A Bayesian approach to calibrating hydrogen flame kinetics using many experiments and parameters
- Author(s): Bell, J
- Day, M
- Goodman, J
- Grout, R
- Morzfeld, M
- et al.
Published Web Locationhttps://doi.org/10.1016/j.combustflame.2019.04.023
First-principles Markov Chain Monte Carlo sampling is used to investigate uncertainty quantification and uncertainty propagation in parameters describing hydrogen kinetics. Specifically, we sample the posterior distribution for thirty-one parameters focusing on the H2O2 and HO2 reactions resulting from conditioning on ninety-one experiments.

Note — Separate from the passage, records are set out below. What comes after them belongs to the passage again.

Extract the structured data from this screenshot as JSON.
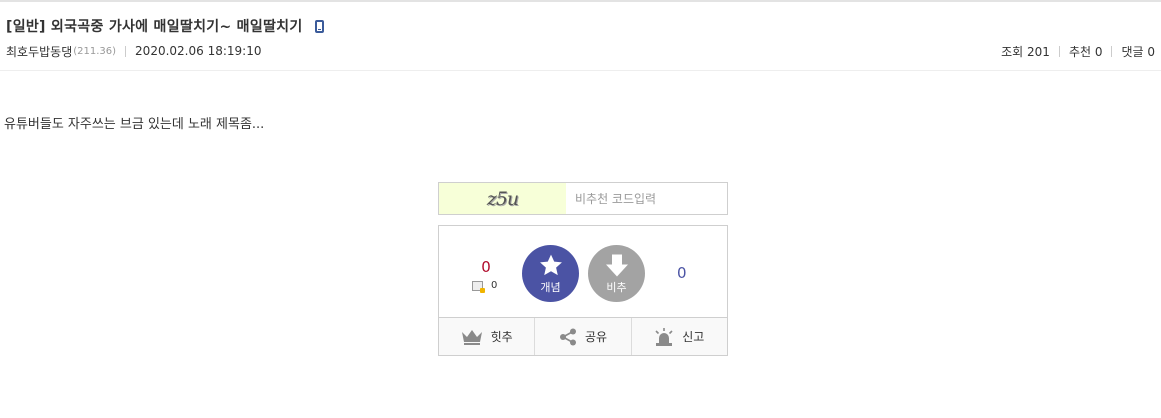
{
  "post": {
    "title": "[일반] 외국곡중 가사에 매일딸치기~ 매일딸치기",
    "author": "최호두밥동댕",
    "ip": "(211.36)",
    "date": "2020.02.06 18:19:10",
    "views": "조회 201",
    "recommends": "추천 0",
    "comments": "댓글 0",
    "body": "유튜버들도 자주쓰는 브금 있는데 노래 제목좀..."
  },
  "captcha": {
    "image_text": "z5u",
    "placeholder": "비추천 코드입력"
  },
  "vote": {
    "up_count": "0",
    "fix_count": "0",
    "up_label": "개념",
    "down_label": "비추",
    "down_count": "0",
    "up_color": "#4b53a4",
    "down_color": "#a3a3a3"
  },
  "actions": {
    "hit": "힛추",
    "share": "공유",
    "report": "신고"
  }
}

Established literature values are used for the remaining parameters in the mechanism as well as other thermodynamic and transport data needed to specify fluid properties. The samples are computed using an affine invariant sampler starting with broad, noninformative priors. Autocorrelation analysis shows that O(1M) samples are sufficient to obtain a reasonable sampling of the posterior. The resulting distribution identifies strong positive and negative correlations and several non-Gaussian characteristics. Using samples drawn from the posterior, we investigate the impact of parameter uncertainty on the prediction of two more complex flames: a 2D premixed flame kernel and the ignition of a hydrogen jet issuing into a heated chamber. The former represents a combustion regime similar to the target experiments used to calibrate the mechanism and the latter represents a different combustion regime. For the premixed flame, the net amount of product after a given time interval has a standard deviation of less than 2% whereas the standard deviation of the ignition time for the jet is more than 10%. The samples used for these studies are posted online. These results indicate the degree to which parameters consistent with the target experiments constrain predicted behavior in different combustion regimes. This process provides a framework for both identifying reactions for further study from candidate mechanisms as well as combining uncertainty quantification and propagation to, ultimately, tie uncertainty in laboratory flame experiments to uncertainty in end-use numerical predictions of more complicated scenarios.